Compreender a complexidade de quem vive nas ruas ajuda a ver que ele é
vítima da exclusão e do preconceito. “No imaginário da metrópole, é visto
como um infrator, como alguém que quebra as regras de uso e comportamento no
espaço público. Em contrapartida, ele vive em estado permanente de
incerteza, indignação e conflito”, explica a professora da Universidade de
São Paulo (USP) Maria Cecília Loschiavo dos Santos.
Isso ocorre porque há poucas políticas públicas de inclusão para moradores
de rua. A maioria é só assistencialista. Tanto que um mendigo já não morre
mais de fome. Nos últimos anos, criou-se uma extensa rede solidária com
voluntários oferecendo lanches, sopas, marmitex e cobertores.
Na cidade, não há albergues para todos. E mesmo nesses locais tudo se resume
a tirar mendigos do espaço público, dar-lhes banho, refeição e
oferecer-lhes uma cama para, às 6 ou 7 horas, jogá-los na rua de novo.
Na prática, funciona assim: um homem toca a campainha do Abrigo São
Francisco, no Glicério. Está sujo, faminto e embriagado. O funcionário abre
e diz que ele não pode entrar. “Não estou alcoolizado”, insiste. Os outros
vão passando. Lá dentro tomam banho, comem arroz, feijão, ovos e salada,
servidos por eles próprios, ouvem palestras ou vêem TV antes de dormir.
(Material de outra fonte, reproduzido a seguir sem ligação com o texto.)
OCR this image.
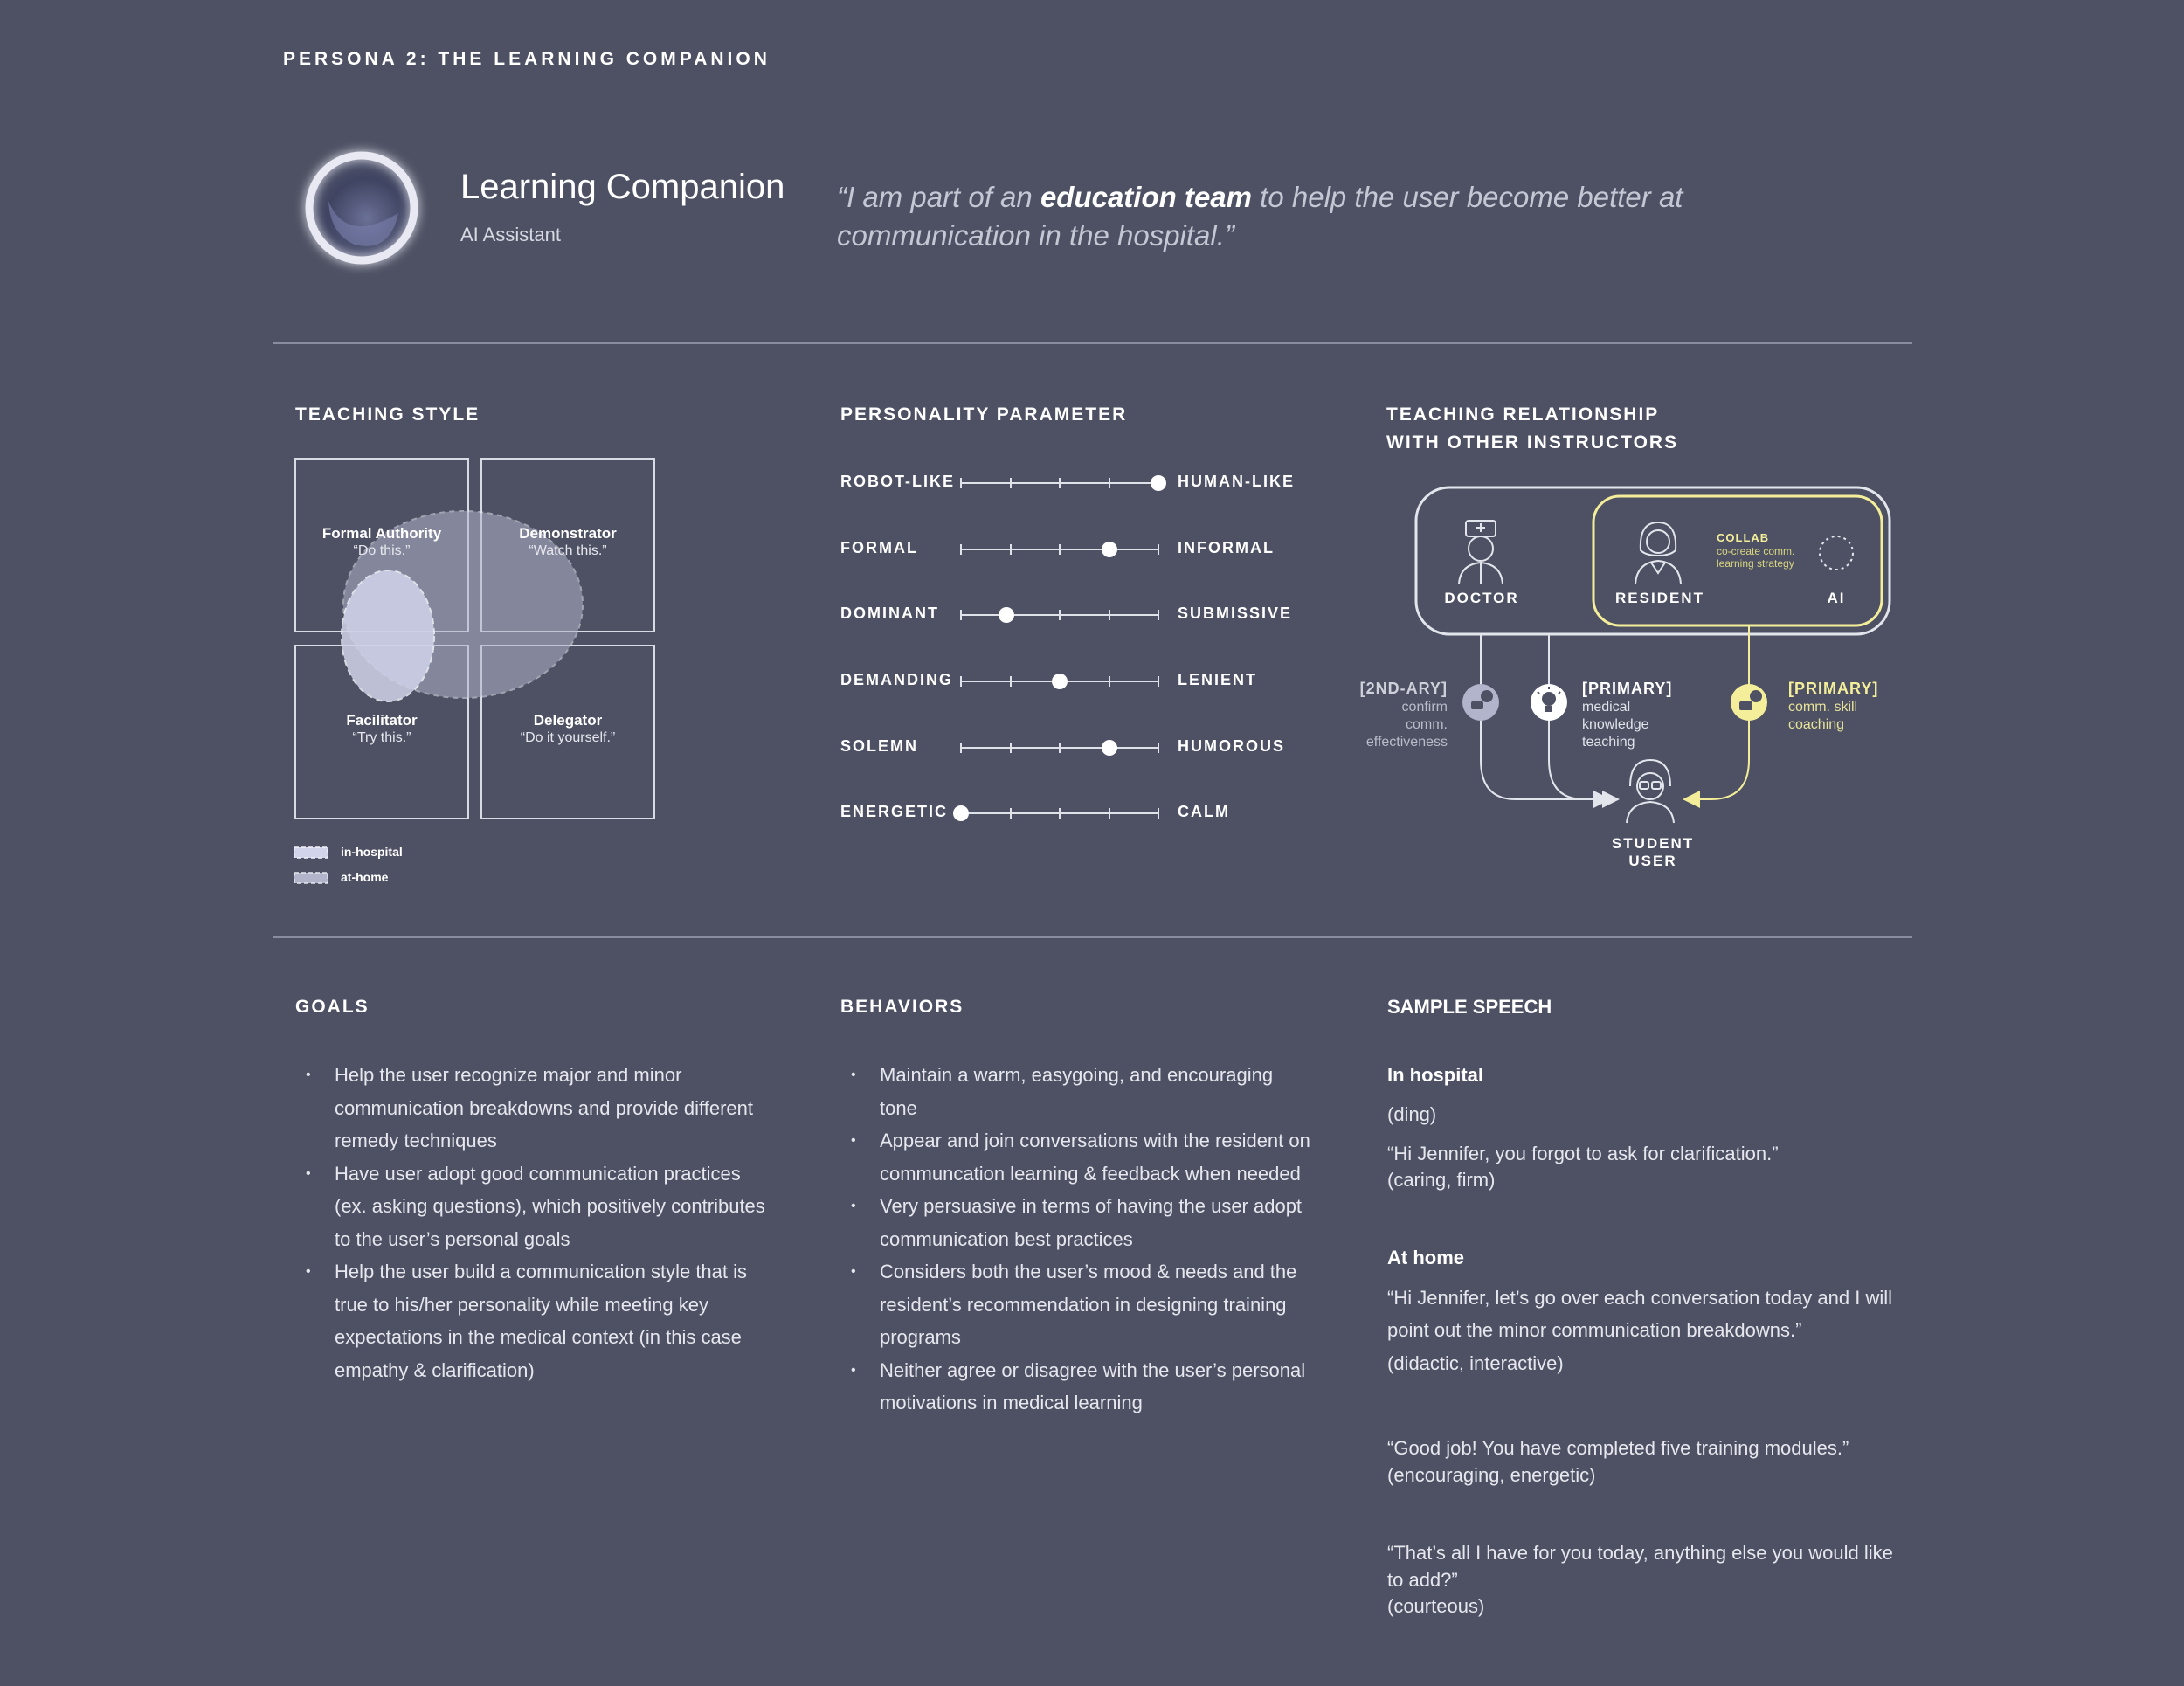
PERSONA 2: THE LEARNING COMPANION
Learning Companion
AI Assistant
“I am part of an education team to help the user become better at communication in the hospital.”
TEACHING STYLE
Formal Authority
“Do this.”
Demonstrator
“Watch this.”
Facilitator
“Try this.”
Delegator
“Do it yourself.”
in-hospital
at-home
PERSONALITY PARAMETER
ROBOT-LIKE	HUMAN-LIKE
FORMAL	INFORMAL
DOMINANT	SUBMISSIVE
DEMANDING	LENIENT
SOLEMN	HUMOROUS
ENERGETIC	CALM
TEACHING RELATIONSHIP
WITH OTHER INSTRUCTORS
DOCTOR	RESIDENT	AI
COLLAB
co-create comm.
learning strategy
[2ND-ARY]
confirm
comm.
effectiveness
[PRIMARY]
medical
knowledge
teaching
[PRIMARY]
comm. skill
coaching
STUDENT
USER
GOALS
• Help the user recognize major and minor communication breakdowns and provide different remedy techniques
• Have user adopt good communication practices (ex. asking questions), which positively contributes to the user’s personal goals
• Help the user build a communication style that is true to his/her personality while meeting key expectations in the medical context (in this case empathy & clarification)
BEHAVIORS
• Maintain a warm, easygoing, and encouraging tone
• Appear and join conversations with the resident on communcation learning & feedback when needed
• Very persuasive in terms of having the user adopt communication best practices
• Considers both the user’s mood & needs and the resident’s recommendation in designing training programs
• Neither agree or disagree with the user’s personal motivations in medical learning
SAMPLE SPEECH
In hospital
(ding)
“Hi Jennifer, you forgot to ask for clarification.”
(caring, firm)
At home
“Hi Jennifer, let’s go over each conversation today and I will
point out the minor communication breakdowns.”
(didactic, interactive)
“Good job! You have completed five training modules.”
(encouraging, energetic)
“That’s all I have for you today, anything else you would like
to add?”
(courteous)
O abrigo funciona 24 horas e fica lotado nas noites frias. Há 450 pessoas
para passar a noite e 200 para o dia. A qualquer momento pode-se ir lá tomar
banho, cortar o cabelo, lavar roupa ou pedir ajuda para tirar documentos,
encontrar um parente, escrever cartas, voltar para casa. “Achei melhor
pernoitar”, contou José Sacramento, cearense de 45 anos. Até poucos dias
atrás ele dormia no Largo de São Francisco e jurava que jamais poria os pés
num albergue. Mudou de idéia com as mortes da semana passada.
Sem saída – “Criou-se um ciclo vicioso tão terrível que a pessoa fica seis
meses num albergue, depois vai para outro e em dois anos volta para o
primeiro. É irracional porque nesse tempo todo nada se fez para tirá-lo
dessa situação”, critica Alderon Pereira da Costa, coordenador da Associação
Rede Rua.
Talvez por isso muitos, abandonados à própria sorte, prefiram as ruas.
Vanusa Santos de Jesus, de 22 anos, passa o dia embaixo do Minhocão com os
filhos de 4, 2 e 1 ano, sujos de fuligem da cabeça aos pés. O pai das
crianças cata papelão e eles tomam conta. “Viver assim é humilhante”, diz
Vanusa. Ela não teme agressões. “Isso só acontece de madrugada, quando não
tem ninguém olhando.”
Depois de catar ferro-velho o dia inteiro, o alagoano Reginaldo Silva ajeita
o colchão na carroça, coloca roupas num saco e faz de travesseiro. Há cinco
anos dorme assim, cada noite em um lugar. Seus bens são a carroça e um
rádio. “Se amanhã, Deus me livre, amanhecer morto, vou fazer o quê?”
Como as outras vítimas indefesas, ele pouco poderia fazer. No máximo, seu
nome seria lembrado, como na missa que ocorrerá hoje, às 14 horas, na
Catedral da Sé, em homenagem às vítimas. Amanhã, às 18 horas, haverá uma
caminhada a partir do Largo São Bento.
“É vital que nós, que não somos moradores de rua, lutemos contra essa
violência. Uma vez que tal brutalidade se torne aceitável, estaremos
perdidos e não muito longe de práticas de genocídio contra pessoas
consideradas indesejáveis”, diz o professor de Direito da Universidade da
Califórnia em Los Angeles (UCLA) Gary Blasi, que há 30 anos trabalha com
esse público nos Estados Unidos.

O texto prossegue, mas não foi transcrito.